Doing the legwork on finding the exactly right keywords for your website and ones that aren’t being overused is the key to getting you a higher ranking and coming out on top of your competition.

A simple way to start is by making a list of 20 keywords you can think up associated with your product or service. Use that list to find out if anyone would be able to find you using those words and then narrow the list down and adjust it based on what you find. By the end of it, you want to end up with 10 solid keywords that will boost your ranking and help your target audience find you.

You can use a tool called freekeywords.wordtracker.com that still has a 7-day free trail to help you with this. Once that runs out, you can actually Google itself to help you do the same thing, so you can use it right from the beginning and skip the other if you like.

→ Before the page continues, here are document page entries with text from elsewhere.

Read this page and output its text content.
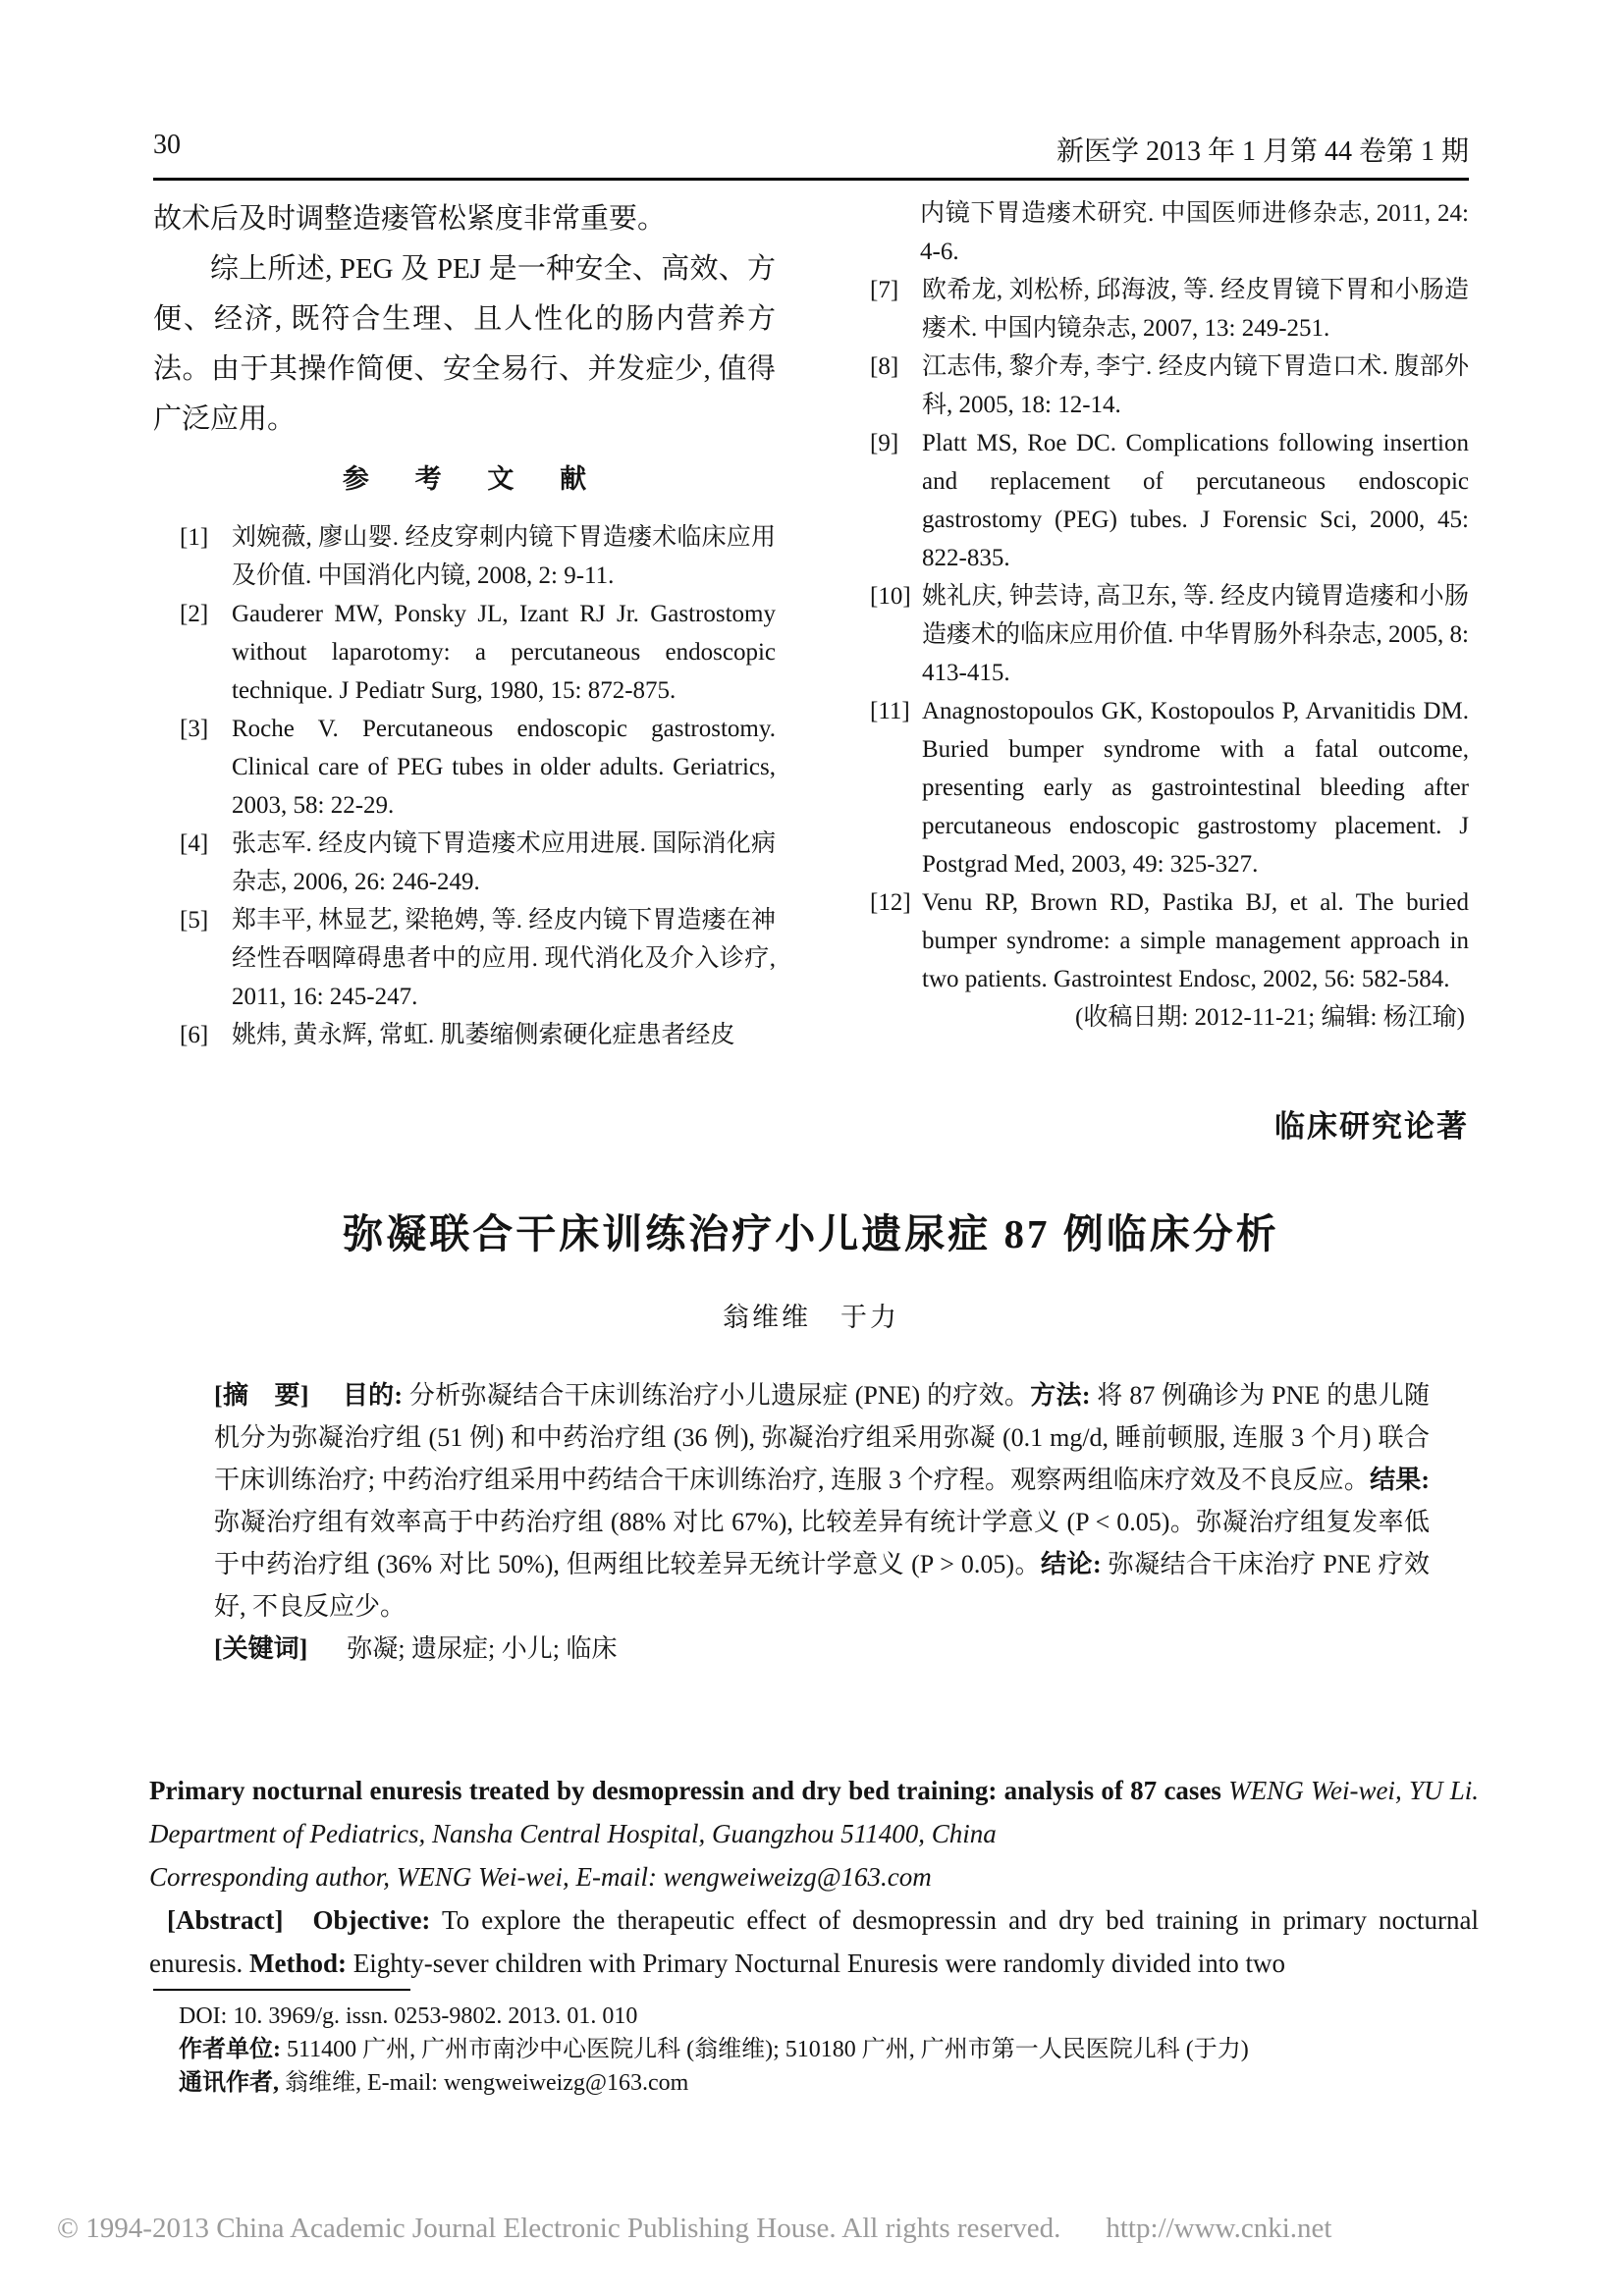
30	新医学 2013 年 1 月第 44 卷第 1 期

故术后及时调整造瘘管松紧度非常重要。

综上所述, PEG 及 PEJ 是一种安全、高效、方便、经济, 既符合生理、且人性化的肠内营养方法。由于其操作简便、安全易行、并发症少, 值得广泛应用。

参 考 文 献
[1] 刘婉薇, 廖山婴. 经皮穿刺内镜下胃造瘘术临床应用及价值. 中国消化内镜, 2008, 2: 9-11.
[2] Gauderer MW, Ponsky JL, Izant RJ Jr. Gastrostomy without laparotomy: a percutaneous endoscopic technique. J Pediatr Surg, 1980, 15: 872-875.
[3] Roche V. Percutaneous endoscopic gastrostomy. Clinical care of PEG tubes in older adults. Geriatrics, 2003, 58: 22-29.
[4] 张志军. 经皮内镜下胃造瘘术应用进展. 国际消化病杂志, 2006, 26: 246-249.
[5] 郑丰平, 林显艺, 梁艳娉, 等. 经皮内镜下胃造瘘在神经性吞咽障碍患者中的应用. 现代消化及介入诊疗, 2011, 16: 245-247.
[6] 姚炜, 黄永辉, 常虹. 肌萎缩侧索硬化症患者经皮

内镜下胃造瘘术研究. 中国医师进修杂志, 2011, 24: 4-6.

[7] 欧希龙, 刘松桥, 邱海波, 等. 经皮胃镜下胃和小肠造瘘术. 中国内镜杂志, 2007, 13: 249-251.
[8] 江志伟, 黎介寿, 李宁. 经皮内镜下胃造口术. 腹部外科, 2005, 18: 12-14.
[9] Platt MS, Roe DC. Complications following insertion and replacement of percutaneous endoscopic gastrostomy (PEG) tubes. J Forensic Sci, 2000, 45: 822-835.
[10] 姚礼庆, 钟芸诗, 高卫东, 等. 经皮内镜胃造瘘和小肠造瘘术的临床应用价值. 中华胃肠外科杂志, 2005, 8: 413-415.
[11] Anagnostopoulos GK, Kostopoulos P, Arvanitidis DM. Buried bumper syndrome with a fatal outcome, presenting early as gastrointestinal bleeding after percutaneous endoscopic gastrostomy placement. J Postgrad Med, 2003, 49: 325-327.
[12] Venu RP, Brown RD, Pastika BJ, et al. The buried bumper syndrome: a simple management approach in two patients. Gastrointest Endosc, 2002, 56: 582-584.

(收稿日期: 2012-11-21; 编辑: 杨江瑜)

临床研究论著
弥凝联合干床训练治疗小儿遗尿症 87 例临床分析
翁维维　于力

[摘　要] 目的: 分析弥凝结合干床训练治疗小儿遗尿症 (PNE) 的疗效。方法: 将 87 例确诊为 PNE 的患儿随机分为弥凝治疗组 (51 例) 和中药治疗组 (36 例), 弥凝治疗组采用弥凝 (0.1 mg/d, 睡前顿服, 连服 3 个月) 联合干床训练治疗; 中药治疗组采用中药结合干床训练治疗, 连服 3 个疗程。观察两组临床疗效及不良反应。结果: 弥凝治疗组有效率高于中药治疗组 (88% 对比 67%), 比较差异有统计学意义 (P < 0.05)。弥凝治疗组复发率低于中药治疗组 (36% 对比 50%), 但两组比较差异无统计学意义 (P > 0.05)。结论: 弥凝结合干床治疗 PNE 疗效好, 不良反应少。

[关键词] 弥凝; 遗尿症; 小儿; 临床

Primary nocturnal enuresis treated by desmopressin and dry bed training: analysis of 87 cases WENG Wei-wei, YU Li. Department of Pediatrics, Nansha Central Hospital, Guangzhou 511400, China

Corresponding author, WENG Wei-wei, E-mail: wengweiweizg@163.com

[Abstract] Objective: To explore the therapeutic effect of desmopressin and dry bed training in primary nocturnal enuresis. Method: Eighty-sever children with Primary Nocturnal Enuresis were randomly divided into two

DOI: 10. 3969/g. issn. 0253-9802. 2013. 01. 010
作者单位: 511400 广州, 广州市南沙中心医院儿科 (翁维维); 510180 广州, 广州市第一人民医院儿科 (于力)
通讯作者, 翁维维, E-mail: wengweiweizg@163.com
© 1994-2013 China Academic Journal Electronic Publishing House. All rights reserved. http://www.cnki.net
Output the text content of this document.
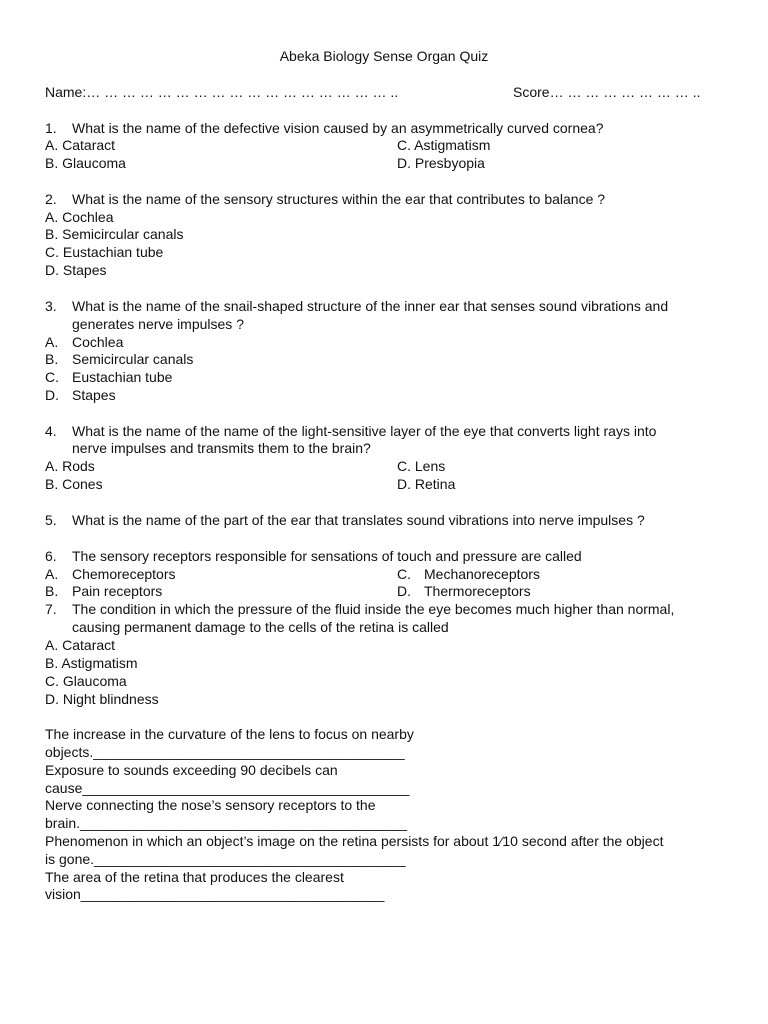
Abeka Biology Sense Organ Quiz
Name:… … … … … … … … … … … … … … … … … ..	Score… … … … … … … … ..
1. What is the name of the defective vision caused by an asymmetrically curved cornea?
A. Cataract	C. Astigmatism
B. Glaucoma	D. Presbyopia
2. What is the name of the sensory structures within the ear that contributes to balance ?
A. Cochlea
B. Semicircular canals
C. Eustachian tube
D. Stapes
3. What is the name of the snail-shaped structure of the inner ear that senses sound vibrations and
generates nerve impulses ?
A. Cochlea
B. Semicircular canals
C. Eustachian tube
D. Stapes
4. What is the name of the name of the light-sensitive layer of the eye that converts light rays into
nerve impulses and transmits them to the brain?
A. Rods	C. Lens
B. Cones	D. Retina
5. What is the name of the part of the ear that translates sound vibrations into nerve impulses ?
6. The sensory receptors responsible for sensations of touch and pressure are called
A. Chemoreceptors	C. Mechanoreceptors
B. Pain receptors	D. Thermoreceptors
7. The condition in which the pressure of the fluid inside the eye becomes much higher than normal,
causing permanent damage to the cells of the retina is called
A. Cataract
B. Astigmatism
C. Glaucoma
D. Night blindness
The increase in the curvature of the lens to focus on nearby
objects.________________________________________
Exposure to sounds exceeding 90 decibels can
cause__________________________________________
Nerve connecting the nose’s sensory receptors to the
brain.__________________________________________
Phenomenon in which an object’s image on the retina persists for about 1⁄10 second after the object
is gone.________________________________________
The area of the retina that produces the clearest
vision_______________________________________
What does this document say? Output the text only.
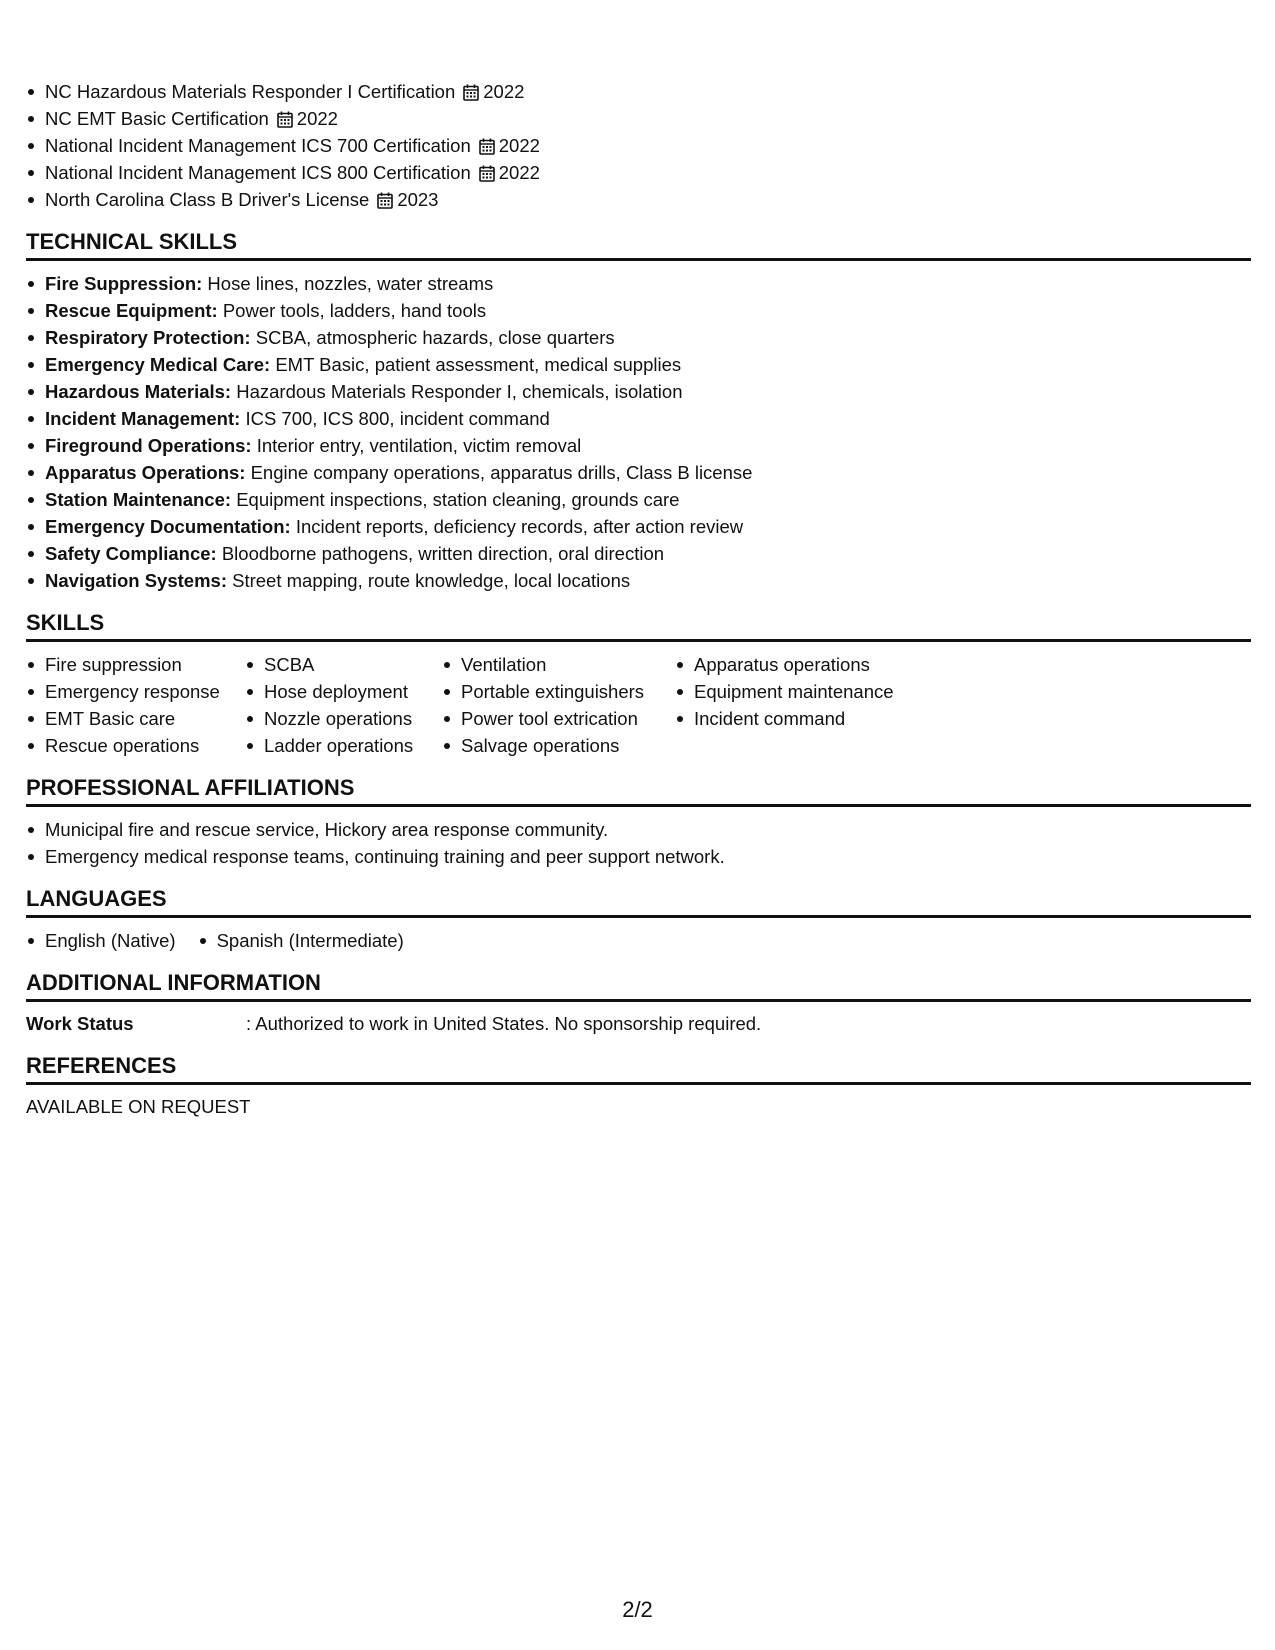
NC Hazardous Materials Responder I Certification 2022
NC EMT Basic Certification 2022
National Incident Management ICS 700 Certification 2022
National Incident Management ICS 800 Certification 2022
North Carolina Class B Driver's License 2023
TECHNICAL SKILLS
Fire Suppression: Hose lines, nozzles, water streams
Rescue Equipment: Power tools, ladders, hand tools
Respiratory Protection: SCBA, atmospheric hazards, close quarters
Emergency Medical Care: EMT Basic, patient assessment, medical supplies
Hazardous Materials: Hazardous Materials Responder I, chemicals, isolation
Incident Management: ICS 700, ICS 800, incident command
Fireground Operations: Interior entry, ventilation, victim removal
Apparatus Operations: Engine company operations, apparatus drills, Class B license
Station Maintenance: Equipment inspections, station cleaning, grounds care
Emergency Documentation: Incident reports, deficiency records, after action review
Safety Compliance: Bloodborne pathogens, written direction, oral direction
Navigation Systems: Street mapping, route knowledge, local locations
SKILLS
Fire suppression
Emergency response
EMT Basic care
Rescue operations
SCBA
Hose deployment
Nozzle operations
Ladder operations
Ventilation
Portable extinguishers
Power tool extrication
Salvage operations
Apparatus operations
Equipment maintenance
Incident command
PROFESSIONAL AFFILIATIONS
Municipal fire and rescue service, Hickory area response community.
Emergency medical response teams, continuing training and peer support network.
LANGUAGES
English (Native)	Spanish (Intermediate)
ADDITIONAL INFORMATION
Work Status	: Authorized to work in United States. No sponsorship required.
REFERENCES
AVAILABLE ON REQUEST
2/2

To check keywords with Google

  • Pop it into Google search box
  • Take note of the total number of searches Google brings up
  • The sweet spot is a return of less than 5-million searches
  • Cross off any keywords that don’t hit this sweet spot and don’t use them
  • Analyse the first page of returned search results for each of the keywords you check
  • If large corporations come up or dominate the first page, also mark this idea off your list. It means corporations control the market and you won’t be able to break in.
  • If you notice that all the results on the first page have the same product over and over and for the same price, they probably all have the same supplier, which means saturation is about to peak, so you will likely want to go in another direction
  • Once you’ve narrowed down your keywords list, now find the popularity of the remaining keyword or keyword phrases (toward choosing the best for yourself)
  • You can use the Google Adwords Keyword Tool for this purpose (go to Google, search for Adwords Keyword Tool)
  • Sign in, click on the result and add your keywords. Check the box for only “keyword specific”, enter the Captcha and then search.
  • The numbers you’re looking for are global monthly searches and local monthly searches
  • The sweet spot for this is 2000 or more global monthly searches and local searches
  • In this case, the higher in number results, the better
  • If any niche ideas keywords don’t fall into this range, cross them off your list

Keywords in the sweet spot

While checking on keywords you thought of on your own, in the results, you’ll find multiple other keywords. These are likely in the sweet spots and words you probably hadn’t thought of. You’ll want to add a few of those to your list, as well.

It’s a bit tedious (which is why so many people don’t do this or resort to shelling out money for a service), but worth the effort. Don’t stop until you end up with 10 awesome keywords that:

  1. aren’t overused
  2. that target your product or service
  3. that people do search for
  4. and that doesn’t point your target audience in any other direction but yours

Choosing and using keywords for your website doesn’t have to be a mysterious thing

Using the basic information here, almost anyone can improve the ranking and reputation of their website. Once you have the knowledge, you can do it without having to pay a consulting firm thousands of dollars. All it takes is a little work. Try it!